Peregrine in the Caddies, in book All the birds in the sky, by Charlie Jane Anders
Rather than just one AI, the Killday Series from William Ledbetter has several AIs, some with competing interests. Also, I love that I have to verify that I am not a robot to be able post a comment about AIs.
Eversion by Alastair Reynolds is a recent inclusion to this list. Very moving. But you don’t know your dealing with an AI until near the end, which makes it even more emotionally satisfying.
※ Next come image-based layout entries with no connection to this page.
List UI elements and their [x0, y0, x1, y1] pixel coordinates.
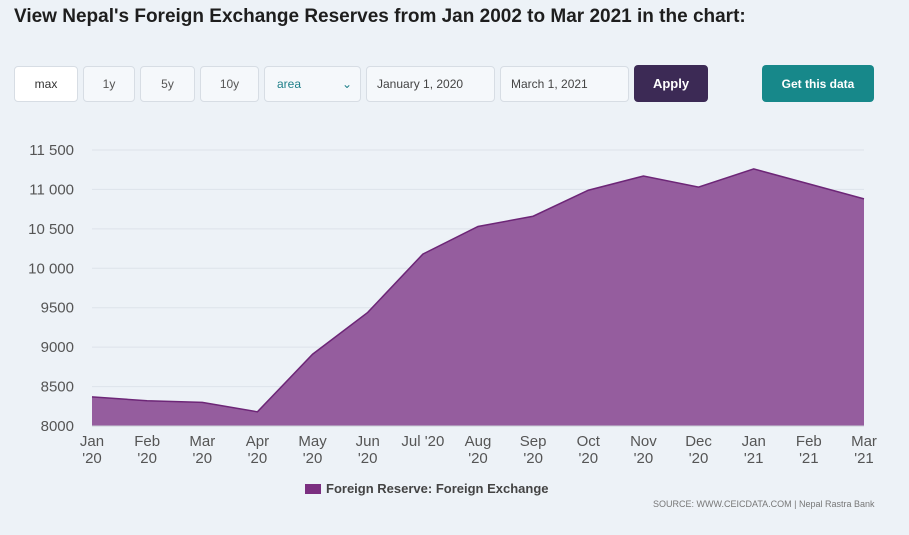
x-tick-label: '20 [523, 450, 543, 467]
x-tick-label: Jun [356, 433, 380, 450]
apply-button[interactable]: Apply [634, 65, 708, 102]
range-1y-button[interactable]: 1y [83, 66, 135, 102]
x-tick-label: Jul '20 [401, 433, 444, 450]
x-tick-label: Sep [520, 433, 547, 450]
x-tick-label: '21 [799, 450, 819, 467]
page-title: View Nepal's Foreign Exchange Reserves f… [14, 6, 746, 27]
data-point[interactable] [255, 410, 259, 414]
x-tick-label: Mar [189, 433, 215, 450]
y-tick-label: 9000 [41, 339, 74, 356]
series-area[interactable] [92, 168, 864, 426]
x-tick-label: Nov [630, 433, 657, 450]
data-point[interactable] [531, 214, 535, 218]
y-tick-label: 8500 [41, 379, 74, 396]
y-tick-label: 10 500 [28, 221, 74, 238]
x-tick-label: Feb [134, 433, 160, 450]
data-point[interactable] [862, 197, 866, 201]
range-max-button[interactable]: max [14, 66, 78, 102]
end-date-input[interactable]: March 1, 2021 [500, 66, 629, 102]
legend-label: Foreign Reserve: Foreign Exchange [326, 481, 549, 496]
x-tick-label: Dec [685, 433, 712, 450]
x-tick-label: Oct [577, 433, 601, 450]
x-tick-label: Jan [80, 433, 104, 450]
y-tick-label: 11 000 [29, 181, 74, 198]
x-tick-label: Apr [246, 433, 269, 450]
range-5y-button[interactable]: 5y [140, 66, 195, 102]
chevron-down-icon: ⌄ [341, 77, 352, 91]
data-point[interactable] [752, 167, 756, 171]
data-point[interactable] [421, 252, 425, 256]
x-tick-label: '20 [689, 450, 709, 467]
chart-type-value: area [277, 77, 302, 91]
data-point[interactable] [200, 400, 204, 404]
x-tick-label: Aug [465, 433, 492, 450]
series-line [91, 168, 865, 413]
start-date-input[interactable]: January 1, 2020 [366, 66, 495, 102]
chart-legend[interactable]: Foreign Reserve: Foreign Exchange [305, 481, 549, 496]
data-point[interactable] [807, 182, 811, 186]
x-tick-label: Jan [742, 433, 766, 450]
y-tick-label: 8000 [41, 418, 74, 435]
data-point[interactable] [145, 399, 149, 403]
x-tick-label: '20 [303, 450, 323, 467]
data-point[interactable] [90, 395, 94, 399]
legend-swatch [305, 483, 321, 494]
data-point[interactable] [476, 224, 480, 228]
x-tick-label: '20 [248, 450, 268, 467]
data-point[interactable] [586, 188, 590, 192]
source-note: SOURCE: WWW.CEICDATA.COM | Nepal Rastra … [653, 499, 875, 509]
data-point[interactable] [697, 185, 701, 189]
x-tick-label: '20 [579, 450, 599, 467]
x-tick-label: '20 [82, 450, 102, 467]
range-10y-button[interactable]: 10y [200, 66, 259, 102]
data-point[interactable] [641, 174, 645, 178]
x-tick-label: May [298, 433, 327, 450]
area-chart: 8000 8500 9000 9500 10 000 10 500 11 000 11 500… [28, 142, 877, 467]
x-tick-label: '20 [358, 450, 378, 467]
data-point[interactable] [311, 352, 315, 356]
x-tick-label: '20 [468, 450, 488, 467]
get-this-data-button[interactable]: Get this data [762, 65, 874, 102]
x-tick-label: '21 [744, 450, 764, 467]
x-tick-label: '20 [193, 450, 213, 467]
y-tick-label: 11 500 [29, 142, 74, 159]
data-point[interactable] [366, 310, 370, 314]
x-tick-label: Feb [796, 433, 822, 450]
x-tick-label: '20 [634, 450, 654, 467]
y-tick-label: 10 000 [28, 260, 74, 277]
y-tick-label: 9500 [41, 300, 74, 317]
x-tick-label: Mar [851, 433, 877, 450]
chart-type-select[interactable]: area ⌄ [264, 66, 361, 102]
x-tick-label: '20 [137, 450, 157, 467]
x-tick-label: '21 [854, 450, 874, 467]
Molly Dear by Stephen Fine.
to the tune of “Tangerine”–
Molly Dear
This I hear
That the line between passion and freedom is all too near…
She freed her guv on the run
Now her guv, it belongs to just one…
Her guv belongs to Molly Dear…
Erasmus (and to a lesser extent Omnius) in the Brian Herbert/Anderson Butlerian Jihad trilogy prequels to Dune, and their continuation in the last two books of the series.
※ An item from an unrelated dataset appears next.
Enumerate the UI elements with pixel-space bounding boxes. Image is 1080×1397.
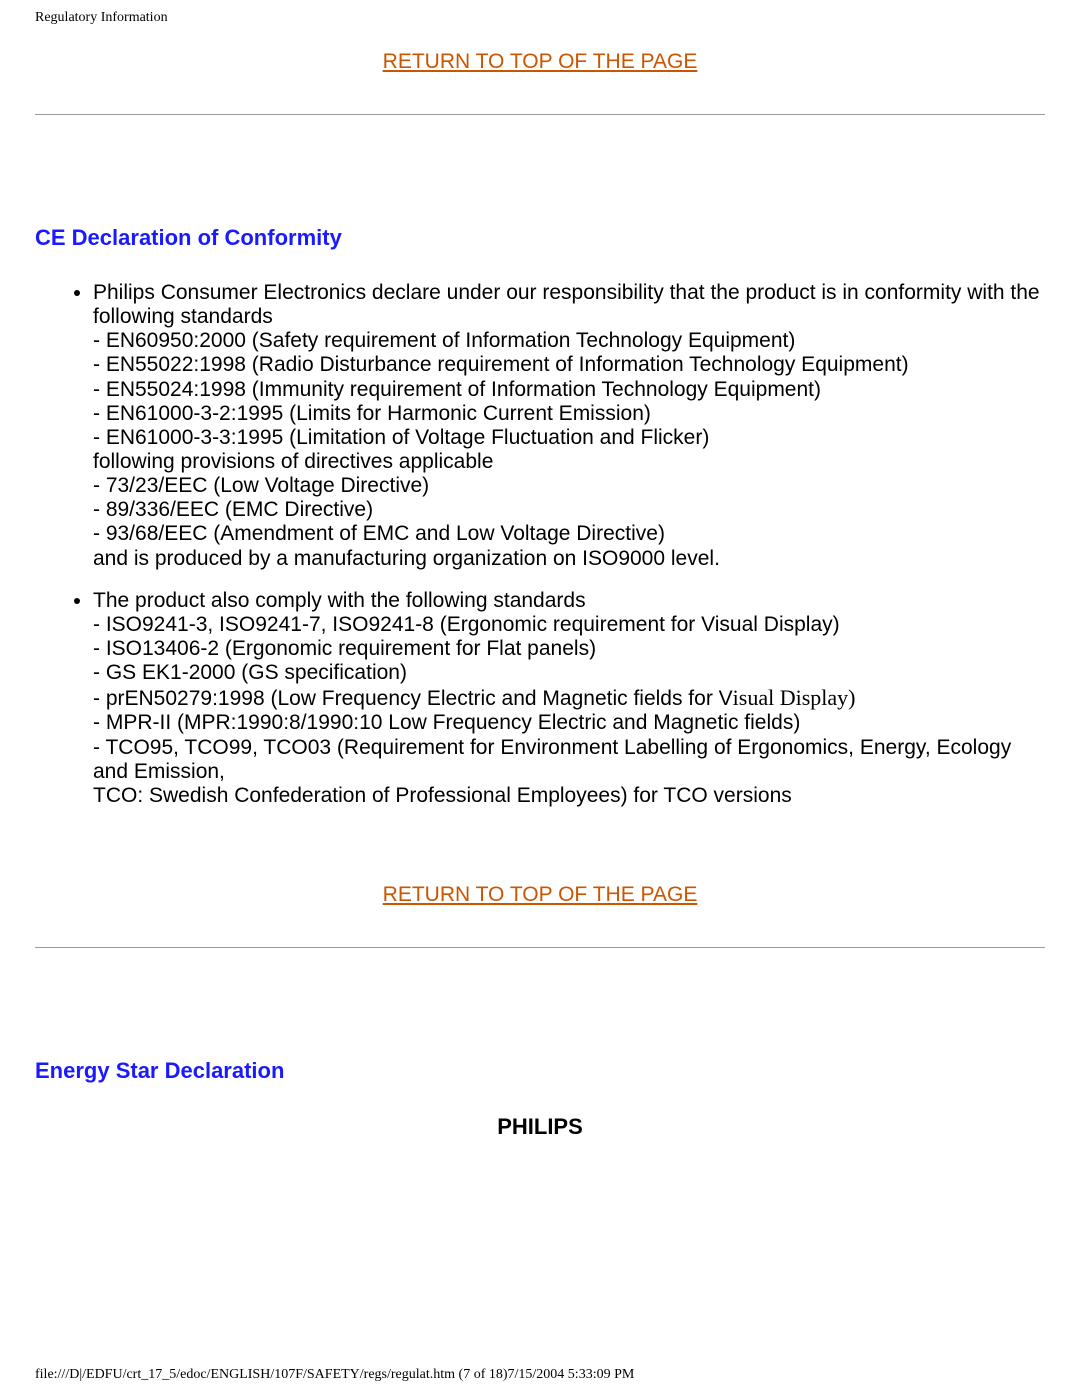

Skippy from Craig Alonson’s Expeditionary Force series. He’s the deus in the ex machina…
The Machine and Samaritan from Person of Interest.
WAYFARERS SPOILERS:
Saying that Lovelace and Sidra are the same person is missing the entire point. Lovey was the sum of her experiences and relationships. Sidra was no more her than a clone born just as you died would be you. Which is exactly why she left the ship.
@@@@@ 52:
SPOILERS ALERT:
Yes, this is very true. The death of Lovey (because that’s what it was) was heartbreaking, and I spent the entire book waiting for Jenks to show up, but Lovelace is effectively gone and Jenks does not show up. Loved the book otherwise.
Surprised Tor wouldn’t tout one of its own but there’s a wonderfully snarky AI ship in the Universe After series by Drew Williams. Another great AI ship, Trouble Dog, is found in Gareth L. Powell’s Embers of War series.
@flizarraga On second book now. Relationship with Pepper and Blue made me forget about Jenks. Concurring story about Jane10 makes me think the two will line up. Love the series so far.